The question is more simplistic than what you do in your channel, but I would love to hear some explanations that can make us understand more intuitively.
Hey, thanks for the suggestion, however if I understood correctly, it's the same problem that I've covered here: th-cam.com/video/kX9tx5F_KwY/w-d-xo.html
@@atypicalquant Oh my god! I feel so stupid, I’m going to study that video right now! Thank you for the response.
both solutions are a bit over-complicated, no? The probability of falling in a "ring" inside the circle is the length of the ring divided by the area of the circle. Every point in a ring is the same distance from the center. Just integrate over all possible ring distances, [0,1] int(2*pi*r * r)/pi
I would not call the first solution over-complicated. It is the straightforward solution with calculus, with the added step of proving the change of variable formula. You are not expected to prove this, usually, and most people will know the formula, but I wanted to prove it rigorously.
No need to involve theta in the calculation at all due to the symmetry. dA = r dr dtheta, therefore p(r) = 2r. Integrate 2r^2 from 0 to 1 and voila
You are indeed correct! For this particular situation, I preferred proving the statement dA = r dr d theta.
Probably most of the viewers take this statement as a given, but I think sometimes it’s useful to get a refresher into how to perform these changes of variable.
Oh my Gush, probability of event that distance from the point to the center is less or equal r is just a ratio of area of disk of radius r and area of unit disk. So we get CDF that equals r squared, when r between 0 and 1. Take derivative and we get PDF that equals 2r. And to get expected value we just calculate integral from 0 to 1 of function 2r**2 which equals 2/3.
You're solution is correct. As I've stated in another comment, the solution using the cdf of the radius was also on the shortlist of ideas to be included in the video. In the end, I opted for the ones that are included, given that I consider knowing how to use the Jacobian in a change of variable a useful skill.
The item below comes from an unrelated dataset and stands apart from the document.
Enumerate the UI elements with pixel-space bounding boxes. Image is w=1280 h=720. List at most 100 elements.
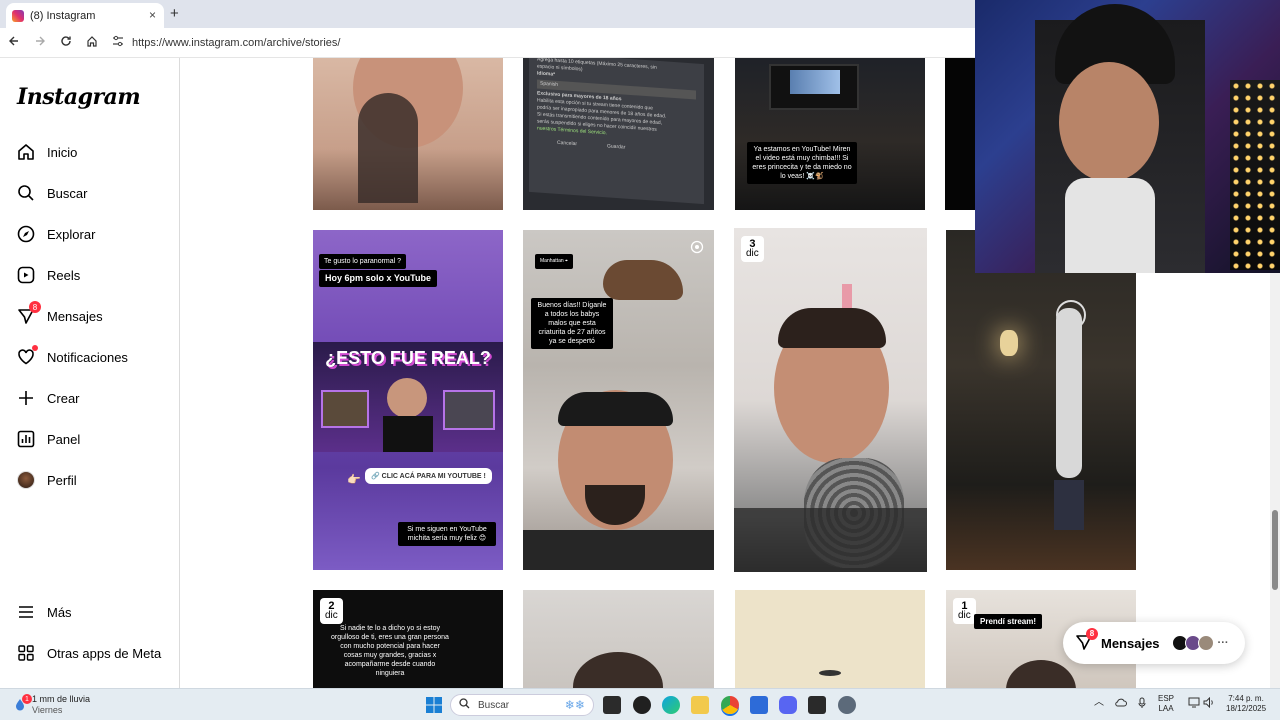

@@atypicalquant Thank you! Also my solution is more convenient to find the median of r.v. min(X, 1 - X), where X - distance from the point to the center. I had this question on the interview
@@chanandlerbong5484 it is 1/4, right?
@@alessandrosalvatore3826 Yep, fratello mio
@@chanandlerbong5484 ti posso chiedere qua o su qualche altro social per che firm e posizione fosse l'interview e quali altri tipi di domande ti hanno fatto?
Am I not cut out for quant if I can’t solve most of these on my own
I think that what you have to keep in mind is the fact that you might not be able to solve these problems on your own, *for now*. Few people can whip up solutions to them without some former practice, and the more you train yourself in this type of questions,, the better you become.
When trying to solve them, it's important to give yourself an actual chance at finding the solution, spending a lot more time than the recommended few minutes that you would get in an interview. After you have truly tried it, then you can look at the solution. To test that you understood in completely, try and solve these problems again after a few days, then change some of the constants and solve them again. I think that in. O time you will find that you can solve most of these, or at least have a pretty good intuition on them, which is a very important factor during an interview.